Under Gov. Christine Gregoire's budget proposal, state funding for higher education could be reduced by 4.2 percent, or $345 million, over the next two years. In turn, state colleges and universities would be authorized to raise tuition by about 10 percent each year for the next two years to offset those cuts. Gregoire's proposal says the funding reductions also would be offset by increases in financial aid, although not all of the state's programs may be maintained.
One of those programs, the State Need Grant, which helps Washington's neediest students pay for college, would receive continued funding of $91.6 million under Gregoire's proposal.
However, the state's work-study program, which funds on-campus student jobs to help needy students cover their education expenses, could be cut by 45 percent, says Rachelle Sharpe, interim director of student financial systems for the state's Higher Education Coordinating Board.
"Reductions in state funding have led to tuition increases, and in terms of financial-aid programs (being cut) right now, all we have to go by is the Governor's proposed budget," she says, adding that the state's biennial budget won't be finalized until sometime this spring.
Other merit-based scholarship programs slated for elimination include the Washington Scholars program, which recognizes top-performing high school students, she says.
Sharpe says the main concern with these proposed cuts to higher-education funding is that undergraduate borrowing has been steadily rising over the last five years as well.
For need-based students who filed what's called a Free Application for Student Aid (FAFSA), borrowing grew over the last five years by 11 percent at public state-funded institutions, 15 percent at private schools, and 37 percent at community and technical colleges, she says.
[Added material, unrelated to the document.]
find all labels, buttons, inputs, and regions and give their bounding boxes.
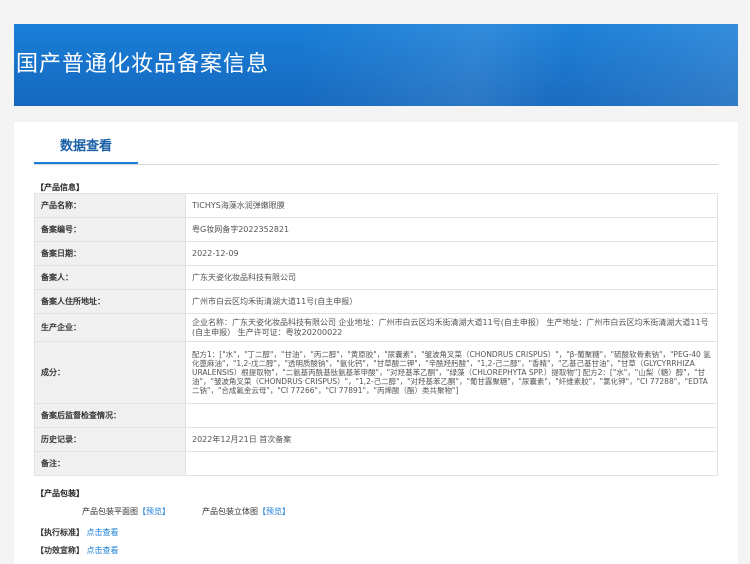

"If you look back from 2007 to now, there's been an increase of students enrolling, and the proportion of those students who are lower income is greater," she says. "There's also been a 53 percent increase in financial-aid applications that have been submitted."
Those increases are concerning to the Spokane-area's higher education institutions, who say they're fighting to keep costs down to impact their students less.
"We've kept tuition low, but we will have to raise it because of some state support going away," says Janet Gullickson, chief academic services officer for the Community Colleges of Spokane, which operates Spokane Falls Community College, Spokane Community College, and the Institute for Extended Learning. "We'll have to reduce programs, which we don't want to do at all. It's important to understand that when the state is giving less to public colleges, and after the colleges become more and more efficient, there's only one place to shift those costs, and that is to students."
Gonzaga's White says that university has seen moderate increases in tuition over the last two years of 3 percent in the 2009-2010 school year and 4 percent this academic year. That compares with yearly tuition increases during the same period of 7 percent at EWU and 14 percent at Washington State University.
"We've been spending the last two years looking at the ways we do business to identify lower cost ways of doing business," White says. "We've streamlined processes, but haven't eliminated anything."
Now, as the Legislature decides what to cut to address the state's $4.6 billion deficit, state-funded colleges and universities here wait.
"Any of the proposed cuts will pinch us even more," says EWU spokesman Dave Meany. "We're experiencing record enrollment, and the early-application trends for this fall are already looking great again, so what are we going to do? We have to have the faculty and staff to support those students."